Love it Or Leave It News: Yee Haw for Texas
It’s election season again, or as they call it in Texas, “time for faux revolt!”
The Obama age has catapulted rural angst into a full-blown psychotic rage as evidenced by a string of secession efforts. From California’s State of Jefferson, to New Yorkers mad over a fracking ban, to a call for some Maryland counties to split off and form a 51st state, secession fever is the conservative temper tantrum du jour. (Of course pushing for the legitimate statehood of the District of Columbia is continually off the table.)
None of these mock-sedition movements can muster as much black powder as Texas.
Since Texas broke from Mexico, some citizens there in one form or another have agitated against Uncle Sam’s perceived heavy hand. All efforts to break away have failed spectacularly. However, as Donald Trump is proving, being pissed about the rapid pace of change in modern America boils over in destructive ways.
On April 19th, the Washington Post reported the "Texas secession debate is getting kind of real":
When Texas Republicans assemble for their state convention next month, it’s possible they will debate whether Texas should secede from the United States.
There’s almost no chance Texas Republicans will actually vote in favor of seceding, mind you — not least because most of the party wants nothing to do with this — but the fact we’re even mentioning secession and the Texas GOP convention in the same sentence suggests that the once-fringe movement has become a priority for at least some conservative grass-roots Texans.
To be sure, that seems to be a relatively small group. The Texas secession movement says 22 out of the 270 county GOP conventions passed some kind of independence resolution this spring.
“It’s cropped up in a major way just in this last year,” Paul Simpson, chairman of the Republican Party of Harris County, told the Houston Chronicle.
The Texas secession movement already has an embassy in that bastion of conservative values – Paris, France. Which makes sense if you consider the ironic secession of Key West/Conch Republic where they’ve been issuing joke passports for years.
The Dallas Morning News’ Jacquielynn Floyd asks several experts if there would be any consequences accompanying a successful secession effort by Texas.

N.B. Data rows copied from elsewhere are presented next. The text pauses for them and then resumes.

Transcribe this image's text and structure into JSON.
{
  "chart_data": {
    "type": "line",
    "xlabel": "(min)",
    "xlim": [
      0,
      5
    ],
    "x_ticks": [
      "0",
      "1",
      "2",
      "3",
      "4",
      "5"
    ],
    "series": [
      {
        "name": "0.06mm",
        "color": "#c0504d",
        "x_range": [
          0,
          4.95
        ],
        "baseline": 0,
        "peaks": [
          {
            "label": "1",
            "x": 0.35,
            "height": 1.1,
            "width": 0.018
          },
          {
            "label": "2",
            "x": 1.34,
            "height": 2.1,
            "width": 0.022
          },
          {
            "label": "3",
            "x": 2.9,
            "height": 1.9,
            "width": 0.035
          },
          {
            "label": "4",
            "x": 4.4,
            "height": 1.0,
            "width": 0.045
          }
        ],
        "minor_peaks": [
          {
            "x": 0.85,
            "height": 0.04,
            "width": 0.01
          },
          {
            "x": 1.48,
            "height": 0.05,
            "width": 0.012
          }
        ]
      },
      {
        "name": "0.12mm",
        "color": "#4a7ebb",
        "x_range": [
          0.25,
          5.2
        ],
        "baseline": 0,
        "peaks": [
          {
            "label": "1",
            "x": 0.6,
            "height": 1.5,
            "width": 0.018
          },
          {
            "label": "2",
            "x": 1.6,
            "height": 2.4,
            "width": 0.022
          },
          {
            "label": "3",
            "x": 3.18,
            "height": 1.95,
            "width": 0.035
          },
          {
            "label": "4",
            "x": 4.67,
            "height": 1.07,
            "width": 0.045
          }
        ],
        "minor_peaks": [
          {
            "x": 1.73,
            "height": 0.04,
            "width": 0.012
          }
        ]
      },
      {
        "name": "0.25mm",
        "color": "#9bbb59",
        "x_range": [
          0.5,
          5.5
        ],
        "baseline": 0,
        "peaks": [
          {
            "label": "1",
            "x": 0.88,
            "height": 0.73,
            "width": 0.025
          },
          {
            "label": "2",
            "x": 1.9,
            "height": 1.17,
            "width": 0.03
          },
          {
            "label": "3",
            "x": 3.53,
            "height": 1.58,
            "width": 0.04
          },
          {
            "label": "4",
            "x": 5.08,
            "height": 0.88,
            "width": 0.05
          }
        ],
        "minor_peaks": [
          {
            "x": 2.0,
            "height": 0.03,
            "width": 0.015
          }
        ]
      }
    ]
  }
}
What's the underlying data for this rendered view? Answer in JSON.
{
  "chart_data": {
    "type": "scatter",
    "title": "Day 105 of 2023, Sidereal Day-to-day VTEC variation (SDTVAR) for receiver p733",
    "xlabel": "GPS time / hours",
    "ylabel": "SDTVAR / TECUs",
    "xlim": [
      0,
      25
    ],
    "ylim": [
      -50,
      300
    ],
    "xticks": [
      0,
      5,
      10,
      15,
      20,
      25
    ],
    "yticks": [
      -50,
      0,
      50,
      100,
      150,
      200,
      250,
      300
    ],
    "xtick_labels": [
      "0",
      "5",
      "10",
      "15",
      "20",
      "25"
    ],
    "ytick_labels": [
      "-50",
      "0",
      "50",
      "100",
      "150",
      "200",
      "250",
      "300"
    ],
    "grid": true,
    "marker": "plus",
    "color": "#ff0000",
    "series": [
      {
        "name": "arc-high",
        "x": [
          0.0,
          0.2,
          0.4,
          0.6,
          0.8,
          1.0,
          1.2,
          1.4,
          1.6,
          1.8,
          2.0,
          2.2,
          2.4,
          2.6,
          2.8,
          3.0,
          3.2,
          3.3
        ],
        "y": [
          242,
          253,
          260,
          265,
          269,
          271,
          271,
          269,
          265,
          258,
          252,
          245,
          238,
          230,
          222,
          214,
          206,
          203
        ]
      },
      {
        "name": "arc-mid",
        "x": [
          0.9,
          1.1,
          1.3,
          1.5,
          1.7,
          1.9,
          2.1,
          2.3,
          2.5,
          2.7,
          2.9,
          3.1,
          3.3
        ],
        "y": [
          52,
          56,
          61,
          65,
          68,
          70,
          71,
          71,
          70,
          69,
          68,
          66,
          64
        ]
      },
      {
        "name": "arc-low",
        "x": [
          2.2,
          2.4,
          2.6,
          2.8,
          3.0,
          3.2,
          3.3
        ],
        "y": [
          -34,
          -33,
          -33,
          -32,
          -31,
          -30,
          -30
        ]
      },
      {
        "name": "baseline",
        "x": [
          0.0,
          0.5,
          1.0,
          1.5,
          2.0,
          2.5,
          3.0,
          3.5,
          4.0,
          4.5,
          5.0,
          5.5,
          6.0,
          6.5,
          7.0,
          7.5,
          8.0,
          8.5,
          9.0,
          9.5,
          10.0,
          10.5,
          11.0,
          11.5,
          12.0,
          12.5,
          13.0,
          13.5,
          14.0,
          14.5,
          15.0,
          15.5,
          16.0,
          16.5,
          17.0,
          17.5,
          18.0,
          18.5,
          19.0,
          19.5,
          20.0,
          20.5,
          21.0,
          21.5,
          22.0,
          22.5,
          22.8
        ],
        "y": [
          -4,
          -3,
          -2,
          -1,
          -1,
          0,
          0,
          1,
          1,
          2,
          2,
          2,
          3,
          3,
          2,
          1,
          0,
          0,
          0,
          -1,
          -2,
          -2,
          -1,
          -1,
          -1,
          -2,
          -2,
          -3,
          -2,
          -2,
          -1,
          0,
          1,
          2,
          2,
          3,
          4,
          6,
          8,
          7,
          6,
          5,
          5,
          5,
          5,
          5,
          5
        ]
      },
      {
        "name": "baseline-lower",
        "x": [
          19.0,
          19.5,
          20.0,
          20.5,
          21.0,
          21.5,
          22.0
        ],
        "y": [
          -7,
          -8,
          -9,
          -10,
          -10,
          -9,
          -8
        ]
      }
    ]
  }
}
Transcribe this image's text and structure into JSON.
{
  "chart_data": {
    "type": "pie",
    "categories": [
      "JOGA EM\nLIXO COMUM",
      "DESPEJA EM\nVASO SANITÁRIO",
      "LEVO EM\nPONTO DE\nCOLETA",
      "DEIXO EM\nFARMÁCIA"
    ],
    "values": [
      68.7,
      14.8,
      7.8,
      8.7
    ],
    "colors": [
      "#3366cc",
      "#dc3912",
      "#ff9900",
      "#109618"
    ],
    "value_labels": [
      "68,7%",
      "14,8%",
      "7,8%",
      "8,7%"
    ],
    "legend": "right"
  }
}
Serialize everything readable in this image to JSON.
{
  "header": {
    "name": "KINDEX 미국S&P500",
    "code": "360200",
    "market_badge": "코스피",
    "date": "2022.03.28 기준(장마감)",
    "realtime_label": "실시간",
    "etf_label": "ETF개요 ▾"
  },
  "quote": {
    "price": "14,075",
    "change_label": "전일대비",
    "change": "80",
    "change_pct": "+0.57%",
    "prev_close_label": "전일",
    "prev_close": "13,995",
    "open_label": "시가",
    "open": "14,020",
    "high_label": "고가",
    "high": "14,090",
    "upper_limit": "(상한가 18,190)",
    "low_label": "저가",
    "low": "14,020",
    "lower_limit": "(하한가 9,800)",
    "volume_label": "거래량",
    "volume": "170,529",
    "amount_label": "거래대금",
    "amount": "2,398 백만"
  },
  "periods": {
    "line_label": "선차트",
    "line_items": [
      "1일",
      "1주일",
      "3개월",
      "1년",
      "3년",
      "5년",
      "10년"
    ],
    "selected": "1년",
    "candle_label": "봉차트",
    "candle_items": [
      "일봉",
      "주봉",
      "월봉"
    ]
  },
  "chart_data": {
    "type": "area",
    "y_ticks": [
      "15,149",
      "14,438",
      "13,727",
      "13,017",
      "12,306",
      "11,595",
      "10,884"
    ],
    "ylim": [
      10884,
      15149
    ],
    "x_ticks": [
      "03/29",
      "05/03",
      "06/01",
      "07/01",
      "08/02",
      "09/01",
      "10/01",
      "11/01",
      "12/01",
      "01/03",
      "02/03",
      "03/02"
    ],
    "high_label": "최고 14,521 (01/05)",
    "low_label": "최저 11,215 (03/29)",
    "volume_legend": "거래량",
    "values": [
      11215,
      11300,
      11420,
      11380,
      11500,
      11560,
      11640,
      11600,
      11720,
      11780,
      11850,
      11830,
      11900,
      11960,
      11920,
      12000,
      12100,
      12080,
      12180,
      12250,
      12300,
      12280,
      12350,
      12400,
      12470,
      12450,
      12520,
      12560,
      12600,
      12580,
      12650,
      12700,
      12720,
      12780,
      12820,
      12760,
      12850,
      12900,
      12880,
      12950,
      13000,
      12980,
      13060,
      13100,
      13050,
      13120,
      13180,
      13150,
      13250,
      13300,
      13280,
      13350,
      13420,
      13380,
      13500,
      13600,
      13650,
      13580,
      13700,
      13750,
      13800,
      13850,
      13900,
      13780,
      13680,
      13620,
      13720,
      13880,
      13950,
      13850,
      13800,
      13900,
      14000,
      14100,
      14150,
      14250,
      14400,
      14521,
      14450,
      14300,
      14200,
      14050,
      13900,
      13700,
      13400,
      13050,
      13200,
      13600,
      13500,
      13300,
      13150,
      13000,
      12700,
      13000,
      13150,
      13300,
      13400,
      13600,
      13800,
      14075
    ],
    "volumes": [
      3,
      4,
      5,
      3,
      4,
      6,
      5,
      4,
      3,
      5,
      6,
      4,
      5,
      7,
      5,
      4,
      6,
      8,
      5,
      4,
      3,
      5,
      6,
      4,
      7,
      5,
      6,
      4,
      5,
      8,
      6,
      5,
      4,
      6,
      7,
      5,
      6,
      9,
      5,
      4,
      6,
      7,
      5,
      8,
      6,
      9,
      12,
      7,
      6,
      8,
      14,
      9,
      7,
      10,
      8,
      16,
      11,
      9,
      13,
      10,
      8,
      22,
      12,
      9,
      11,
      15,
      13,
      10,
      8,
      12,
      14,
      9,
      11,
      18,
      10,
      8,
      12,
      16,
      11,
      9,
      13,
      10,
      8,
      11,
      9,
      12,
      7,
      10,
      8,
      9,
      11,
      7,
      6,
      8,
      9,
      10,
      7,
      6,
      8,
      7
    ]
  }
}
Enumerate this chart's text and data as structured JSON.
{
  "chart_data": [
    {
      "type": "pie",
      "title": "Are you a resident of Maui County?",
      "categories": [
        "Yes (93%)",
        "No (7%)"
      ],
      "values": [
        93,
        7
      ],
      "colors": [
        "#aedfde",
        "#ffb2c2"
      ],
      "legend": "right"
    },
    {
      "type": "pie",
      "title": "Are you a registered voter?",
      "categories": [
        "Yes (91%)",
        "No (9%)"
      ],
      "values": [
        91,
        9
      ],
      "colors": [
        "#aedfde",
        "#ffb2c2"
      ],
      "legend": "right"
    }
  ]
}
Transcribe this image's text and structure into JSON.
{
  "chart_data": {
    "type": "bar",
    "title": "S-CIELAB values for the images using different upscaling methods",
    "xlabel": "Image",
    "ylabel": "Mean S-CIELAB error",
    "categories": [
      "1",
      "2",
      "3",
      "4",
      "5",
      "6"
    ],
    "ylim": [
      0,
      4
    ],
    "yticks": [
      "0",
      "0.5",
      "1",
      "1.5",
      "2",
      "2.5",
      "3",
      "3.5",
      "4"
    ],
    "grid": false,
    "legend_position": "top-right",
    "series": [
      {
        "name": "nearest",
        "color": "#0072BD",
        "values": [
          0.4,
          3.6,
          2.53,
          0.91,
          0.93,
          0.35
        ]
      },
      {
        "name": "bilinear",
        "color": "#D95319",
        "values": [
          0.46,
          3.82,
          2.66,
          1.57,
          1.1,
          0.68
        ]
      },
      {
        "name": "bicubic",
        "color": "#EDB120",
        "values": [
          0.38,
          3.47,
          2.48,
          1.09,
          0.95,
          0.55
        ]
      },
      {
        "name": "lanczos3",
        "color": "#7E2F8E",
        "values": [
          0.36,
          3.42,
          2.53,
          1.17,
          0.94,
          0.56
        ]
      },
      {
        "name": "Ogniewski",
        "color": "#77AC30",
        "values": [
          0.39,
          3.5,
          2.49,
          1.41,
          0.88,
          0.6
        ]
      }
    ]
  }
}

But what would an independent Texas Nation really be like? With a gross domestic product larger than Spain’s, a population greater than Australia’s, and a land mass bigger than France, would we proudly assume our place as one of the globe’s most influential and competitive nation?
Or would this be a backwater scrub republic, backward and broke?
I put the question to a few keen observers of Texas politics and history. Surprisingly, all seemed to agree that an independent Texas isn’t entirely beyond the credibility barrier, especially in light of similar sentiments in such places as Scotland and Quebec.
But in the long run, they said, the results would fall short of wonder and greatness.
“It is worth remembering that the Republic of Texas was an economic basket case,” said historian, author and University of Texas professor H.W. Brands. “A modern counterpart could easily become the same.”
Brands theorized that major corporations, wary of losing access to the U.S. market, would move their headquarters out of the former state. Residents would stop receiving Medicare. Water rights to the Red and Rio Grande rivers would have to be renegotiated “from a position of weakness rather than strength,” Brands said.
“Texas as an independent nation would be a prosperous polity – but one that would be less prosperous than Texas as one of the 50 states,” said Mark P. Jones, a political scientist at the Baker Institute at Rice University.
He estimates Texas, the Nation would have the world’s 12th largest GDP, but would face serious questions about the future of more than a dozen major U.S. military installations inside it borders.
Pass the tri-corner hat full of popcorn. This is going to be awesome.